March 27, 2008

Corpse Preservation

Stupid Question ™
July 2, 1998
By John Ruch
© 1998

Q: It was big news last year when they exhumed the body of Dr. Sam Sheppard, who died in 1970. Was he really well-preserved like the news stories said?
—Anonymous


A: Cleveland doctor Sam Sheppard, eventually acquitted of his wife’s unsolved 1954 murder following a “trial of the century,” died in Columbus, Ohio in 1970 of alcoholism-induced liver disease.

Sheppard’s son, Sam Reece Sheppard, has long sought to quell lingering suspicions that his father was guilty of murder. On Sept. 17, 1997, he had the corpse exhumed for DNA testing, which recently indicating Dr. Sam was innocent, or at least had a partner in crime.

Cuyahoga County Coroner Elizabeth Balraj, who helped conduct the testing, confirmed for me that the corpse “was very well-preserved and in excellent condition.”

However, even the finest-looking corpses are moldy, leaky and vampiric-looking.

“No body that’s been buried for 27 years is going to be mistaken for alive,” says Balraj. She said Sheppard’s body showed “some evidence of decay.” While declining to be specific, she did say no body parts had skeletonized.
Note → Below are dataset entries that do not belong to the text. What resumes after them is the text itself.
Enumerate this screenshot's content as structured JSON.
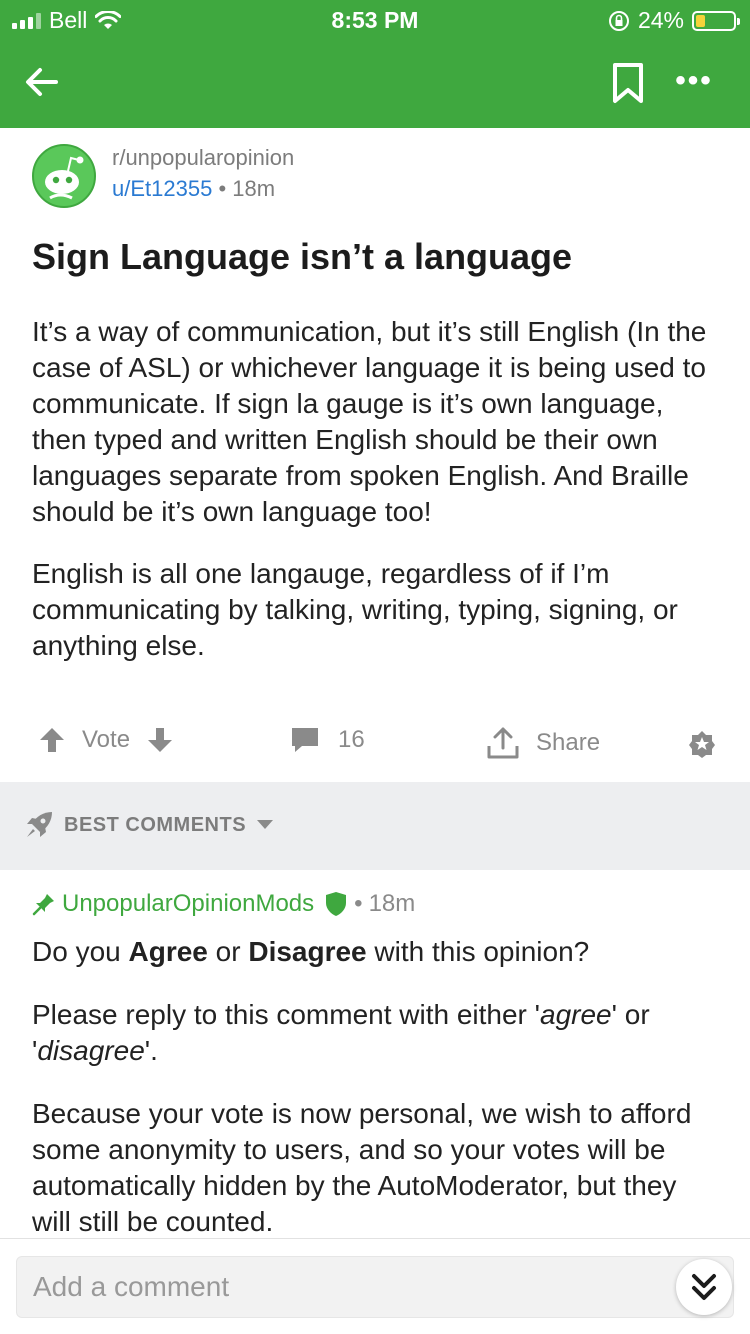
{
  "status_bar": {
    "carrier": "Bell",
    "time": "8:53 PM",
    "battery_percent": "24%",
    "battery_level": 0.24
  },
  "post": {
    "subreddit": "r/unpopularopinion",
    "author": "u/Et12355",
    "age": "18m",
    "title": "Sign Language isn’t a language",
    "paragraphs": [
      "It’s a way of communication, but it’s still English (In the case of ASL) or whichever language it is being used to communicate. If sign la gauge is it’s own language, then typed and written English should be their own languages separate from spoken English. And Braille should be it’s own language too!",
      "English is all one langauge, regardless of if I’m communicating by talking, writing, typing, signing, or anything else."
    ]
  },
  "actions": {
    "vote_label": "Vote",
    "comment_count": "16",
    "share_label": "Share"
  },
  "comments_header": {
    "sort_label": "BEST COMMENTS"
  },
  "comment": {
    "author": "UnpopularOpinionMods",
    "age": "18m",
    "p1_a": "Do you ",
    "p1_b": "Agree",
    "p1_c": " or ",
    "p1_d": "Disagree",
    "p1_e": " with this opinion?",
    "p2_a": "Please reply to this comment with either '",
    "p2_b": "agree",
    "p2_c": "' or '",
    "p2_d": "disagree",
    "p2_e": "'.",
    "p3": "Because your vote is now personal, we wish to afford some anonymity to users, and so your votes will be automatically hidden by the AutoModerator, but they will still be counted."
  },
  "composer": {
    "placeholder": "Add a comment"
  },
  "colors": {
    "brand_green": "#3fa83f",
    "link_blue": "#2a7ad2",
    "battery_yellow": "#f5d33a"
  }
}
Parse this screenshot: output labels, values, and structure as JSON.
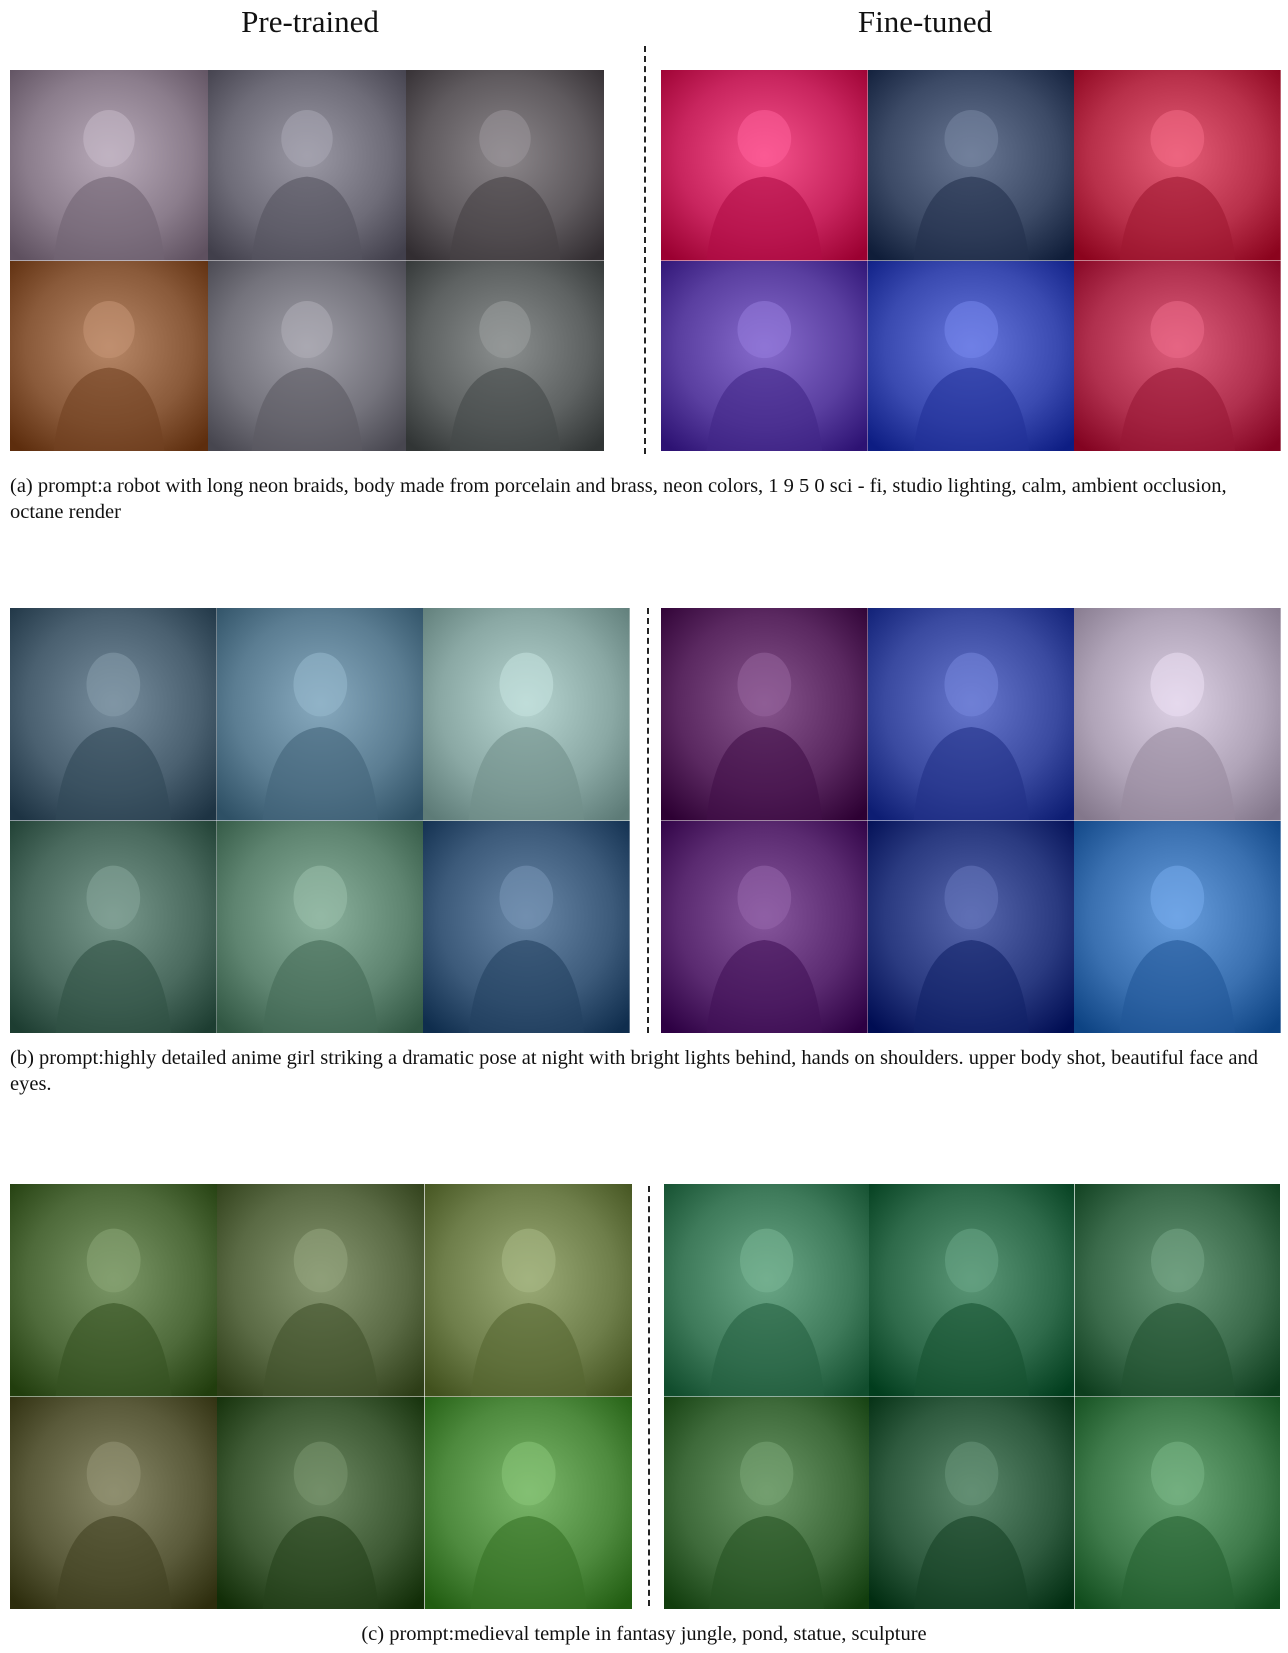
{
  "headings": {
    "pretrained": "Pre-trained",
    "finetuned": "Fine-tuned"
  },
  "panels": [
    {
      "caption": "(a) prompt:a robot with long neon braids, body made from porcelain and brass, neon colors, 1 9 5 0 sci - fi, studio lighting, calm, ambient occlusion, octane render",
      "pretrained_colors": [
        "#8b7d8c",
        "#6e6c78",
        "#5f5a5e",
        "#8a5a3a",
        "#74737c",
        "#5e6262"
      ],
      "finetuned_colors": [
        "#c8255e",
        "#3c4a66",
        "#b8304a",
        "#5a3fa0",
        "#3a4ab0",
        "#b0304e"
      ]
    },
    {
      "caption": "(b) prompt:highly detailed anime girl striking a dramatic pose at night with bright lights behind, hands on shoulders. upper body shot, beautiful face and eyes.",
      "pretrained_colors": [
        "#4a6070",
        "#5b7d92",
        "#8aa8a4",
        "#4a6a5e",
        "#5e8470",
        "#3c5a7a"
      ],
      "finetuned_colors": [
        "#5a2860",
        "#3a4aa0",
        "#b0a4b8",
        "#5a2a70",
        "#2a3a80",
        "#3a70b0"
      ]
    },
    {
      "caption": "(c) prompt:medieval temple in fantasy jungle, pond, statue, sculpture",
      "pretrained_colors": [
        "#4e6a3a",
        "#5a6a44",
        "#6e7e4a",
        "#5a5a3a",
        "#3e5a34",
        "#4e8a3e"
      ],
      "finetuned_colors": [
        "#3e7a5a",
        "#2e6a4a",
        "#3a6a4a",
        "#3e6a3a",
        "#2e5a3e",
        "#3e7a4a"
      ]
    }
  ]
}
Since cemetery corpses aren’t systematically studied, it’s hard to say if Sheppard’s preservation is unusual. The record of other celebrity exhumations, as partially detailed in Norman and Betty Donaldson’s 1980 book “How Did They Die?”, doesn’t reveal any particular trend.

Sheppard was buried six feet down in a coffin (also well-preserved) and vault, in a temperate climate.

A coffin probably keeps out insects and heavy rainwater for a while. A vault is a slightly larger cement or metal casing that prevents the coffin from collapsing under the weight of earth. It no doubt slows bugs and water as well.

Perhaps most importantly, Sheppard’s corpse was embalmed, according to Balraj. This means it was shot full of preservative chemicals.

Modern funeral home embalming is meant to delay rotting for maybe a week—long enough to display a pleasant-looking corpse. If done well, it may preserve the corpse for longer.

But it’s probably not enough by itself, and is no guarantee of even short-term preservation. Pope John Paul I’s embalmed body started releasing unpleasant gases while still on display; the heavily embalmed body of Soviet leader Vladimir Lenin started falling apart after four years of display.
Sheppard “benefited” from good embalming, sturdy boxes and a cooperative environment, looking reasonably undead 27 years after burial.

And all for nought: after the DNA testing, he was cremated.